Можно ли посчитать романтическим мечтание упокоить проклятого устранителя где-нибудь в кустах роз? Мел она смотрит на Нэйша с совершенно определённым интересом, пока мы идём к тому самому гроту. Тем более, что тот переключился на неё:
– Вы ведь работали с приманкой? И кто из вас… Мелони, ты же это несерьёзно? Знаешь, на месте веретенщика – не думаю, что я бы на тебя польстился.
– Будь на его месте и подохни, – чеканит Мел, пригвождая меня взглядом к живой изгороди из розовых камелий. Я полночи и утро убеждал её, что роль приманки лучше отдать мне. Под конец мы едва серьёзно не поссорились.
– Господин Олкест, не сомневаюсь, что вы предлагали себя. Как охотник Мел вас превосходит, ей лучше действовать со стороны, а если что-то пойдёт не так… кажется, у вас тоже несколько больше шансов.

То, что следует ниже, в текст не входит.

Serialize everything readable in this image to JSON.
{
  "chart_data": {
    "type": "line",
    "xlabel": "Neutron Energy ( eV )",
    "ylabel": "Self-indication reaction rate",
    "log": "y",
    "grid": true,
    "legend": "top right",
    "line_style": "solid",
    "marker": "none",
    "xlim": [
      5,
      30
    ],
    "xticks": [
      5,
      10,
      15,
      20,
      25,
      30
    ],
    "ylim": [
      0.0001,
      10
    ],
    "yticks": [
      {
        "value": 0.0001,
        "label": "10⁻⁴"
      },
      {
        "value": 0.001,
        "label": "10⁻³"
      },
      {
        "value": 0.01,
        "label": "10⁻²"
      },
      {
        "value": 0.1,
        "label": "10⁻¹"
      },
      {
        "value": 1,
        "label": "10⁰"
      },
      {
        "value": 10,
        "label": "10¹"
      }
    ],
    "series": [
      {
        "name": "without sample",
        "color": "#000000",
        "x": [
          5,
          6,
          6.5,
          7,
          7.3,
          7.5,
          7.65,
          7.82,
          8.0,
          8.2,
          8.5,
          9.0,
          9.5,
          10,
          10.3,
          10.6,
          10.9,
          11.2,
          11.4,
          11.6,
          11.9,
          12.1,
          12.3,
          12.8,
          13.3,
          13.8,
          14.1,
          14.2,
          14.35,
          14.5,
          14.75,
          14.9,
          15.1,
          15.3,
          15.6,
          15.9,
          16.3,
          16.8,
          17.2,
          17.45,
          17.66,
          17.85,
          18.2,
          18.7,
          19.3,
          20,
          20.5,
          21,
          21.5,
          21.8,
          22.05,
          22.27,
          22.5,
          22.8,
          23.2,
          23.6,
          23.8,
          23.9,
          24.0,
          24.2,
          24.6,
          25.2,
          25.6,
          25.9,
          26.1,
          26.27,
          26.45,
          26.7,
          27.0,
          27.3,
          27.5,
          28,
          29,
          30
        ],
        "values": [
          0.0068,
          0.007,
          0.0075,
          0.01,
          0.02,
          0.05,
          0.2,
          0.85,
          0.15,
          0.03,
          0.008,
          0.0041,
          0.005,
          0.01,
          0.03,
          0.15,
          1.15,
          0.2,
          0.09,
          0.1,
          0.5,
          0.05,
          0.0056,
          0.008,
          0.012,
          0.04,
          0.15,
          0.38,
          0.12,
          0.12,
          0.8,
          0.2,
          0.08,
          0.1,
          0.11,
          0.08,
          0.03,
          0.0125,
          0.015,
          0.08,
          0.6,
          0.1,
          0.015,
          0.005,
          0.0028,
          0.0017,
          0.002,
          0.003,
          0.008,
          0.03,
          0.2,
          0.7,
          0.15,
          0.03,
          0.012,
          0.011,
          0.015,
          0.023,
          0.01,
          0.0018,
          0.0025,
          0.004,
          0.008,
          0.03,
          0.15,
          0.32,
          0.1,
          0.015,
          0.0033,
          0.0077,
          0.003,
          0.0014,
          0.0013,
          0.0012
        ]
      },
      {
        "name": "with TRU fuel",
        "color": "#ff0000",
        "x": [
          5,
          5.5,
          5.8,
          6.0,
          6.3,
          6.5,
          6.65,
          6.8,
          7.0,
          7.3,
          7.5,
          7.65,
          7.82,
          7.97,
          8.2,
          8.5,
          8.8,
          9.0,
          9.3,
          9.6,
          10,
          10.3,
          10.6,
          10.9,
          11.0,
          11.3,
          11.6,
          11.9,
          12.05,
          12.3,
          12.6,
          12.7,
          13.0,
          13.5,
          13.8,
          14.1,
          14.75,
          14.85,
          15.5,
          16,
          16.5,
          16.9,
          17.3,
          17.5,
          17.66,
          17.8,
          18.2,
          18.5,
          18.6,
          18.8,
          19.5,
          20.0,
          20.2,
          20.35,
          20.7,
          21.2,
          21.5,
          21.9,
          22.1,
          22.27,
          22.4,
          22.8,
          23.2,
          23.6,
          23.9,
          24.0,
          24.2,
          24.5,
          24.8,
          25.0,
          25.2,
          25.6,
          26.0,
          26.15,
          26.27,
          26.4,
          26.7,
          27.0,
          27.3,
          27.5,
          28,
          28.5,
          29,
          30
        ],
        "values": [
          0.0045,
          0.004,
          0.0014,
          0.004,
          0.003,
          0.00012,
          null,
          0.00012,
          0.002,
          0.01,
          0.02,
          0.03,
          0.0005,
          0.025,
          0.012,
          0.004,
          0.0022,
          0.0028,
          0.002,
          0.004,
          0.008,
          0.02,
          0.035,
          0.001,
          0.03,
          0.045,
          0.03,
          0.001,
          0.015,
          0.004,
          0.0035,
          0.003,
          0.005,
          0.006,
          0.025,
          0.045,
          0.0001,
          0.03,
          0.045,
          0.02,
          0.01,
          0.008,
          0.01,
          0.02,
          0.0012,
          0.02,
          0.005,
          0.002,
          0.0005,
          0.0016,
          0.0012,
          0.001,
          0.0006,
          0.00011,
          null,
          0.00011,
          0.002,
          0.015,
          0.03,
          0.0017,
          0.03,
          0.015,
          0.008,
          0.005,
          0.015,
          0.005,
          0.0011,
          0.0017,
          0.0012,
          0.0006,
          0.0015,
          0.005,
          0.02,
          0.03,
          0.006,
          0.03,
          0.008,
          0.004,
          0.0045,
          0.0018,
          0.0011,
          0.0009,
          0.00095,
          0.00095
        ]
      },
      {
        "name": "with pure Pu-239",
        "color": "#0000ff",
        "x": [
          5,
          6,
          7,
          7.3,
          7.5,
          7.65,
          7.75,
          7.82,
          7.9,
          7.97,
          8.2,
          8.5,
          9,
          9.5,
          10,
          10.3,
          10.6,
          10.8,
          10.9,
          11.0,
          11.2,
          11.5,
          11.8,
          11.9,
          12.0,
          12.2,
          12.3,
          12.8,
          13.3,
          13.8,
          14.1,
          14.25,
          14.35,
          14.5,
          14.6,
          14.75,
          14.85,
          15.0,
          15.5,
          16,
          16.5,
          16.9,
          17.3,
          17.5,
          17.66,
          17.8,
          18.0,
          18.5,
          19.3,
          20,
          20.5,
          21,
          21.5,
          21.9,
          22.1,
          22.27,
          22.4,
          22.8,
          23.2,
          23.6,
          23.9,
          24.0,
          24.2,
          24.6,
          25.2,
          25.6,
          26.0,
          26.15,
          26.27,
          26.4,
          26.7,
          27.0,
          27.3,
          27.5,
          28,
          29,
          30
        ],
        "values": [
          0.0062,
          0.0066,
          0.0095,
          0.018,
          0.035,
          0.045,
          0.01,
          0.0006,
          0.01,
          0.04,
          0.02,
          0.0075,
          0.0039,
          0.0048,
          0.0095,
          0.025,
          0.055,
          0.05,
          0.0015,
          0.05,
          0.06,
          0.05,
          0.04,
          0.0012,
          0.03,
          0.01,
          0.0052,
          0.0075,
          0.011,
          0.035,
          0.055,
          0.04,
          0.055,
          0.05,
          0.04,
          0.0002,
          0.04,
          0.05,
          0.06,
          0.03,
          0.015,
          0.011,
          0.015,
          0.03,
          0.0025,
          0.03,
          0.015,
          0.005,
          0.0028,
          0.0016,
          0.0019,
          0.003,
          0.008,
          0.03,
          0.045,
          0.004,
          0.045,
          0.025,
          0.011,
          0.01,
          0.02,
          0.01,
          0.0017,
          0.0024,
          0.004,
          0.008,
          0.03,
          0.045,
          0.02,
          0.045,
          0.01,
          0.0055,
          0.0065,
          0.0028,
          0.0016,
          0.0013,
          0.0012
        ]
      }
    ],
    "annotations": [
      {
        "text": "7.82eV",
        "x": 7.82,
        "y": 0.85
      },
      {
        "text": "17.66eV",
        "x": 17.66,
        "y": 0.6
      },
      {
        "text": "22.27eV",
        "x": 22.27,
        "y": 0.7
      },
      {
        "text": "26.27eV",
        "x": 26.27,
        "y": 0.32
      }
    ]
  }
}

Я молчу и терплю гнусные намёки, и даже почти не краснею. Потому что если что-то пойдёт не так и тварь укусит меня…
– Впрочем, чувства… сложная материя. Непредсказуемая – особенно что касается нужного накала взаимности. И вы ведь слишком ценны, не так ли, господин Олкест. Кто ещё смог бы так блистательно добыть нужные сведения из пожилых аристократок. Но здесь столько хорошеньких служанок – невинных, влюблённых…
Терпение подходит к концу, но меня опережает Мел.
– На черта они нам. Ты ж весь такой неотразимый. Была б я веретенщиком – точно бы за всякое тебя кусанула.
Я давлюсь неуместным хохотом. Нэйш приподнимает углы губ, отчего возле них чётче проступают два полукруга – словно отметины, где должна остановиться улыбка.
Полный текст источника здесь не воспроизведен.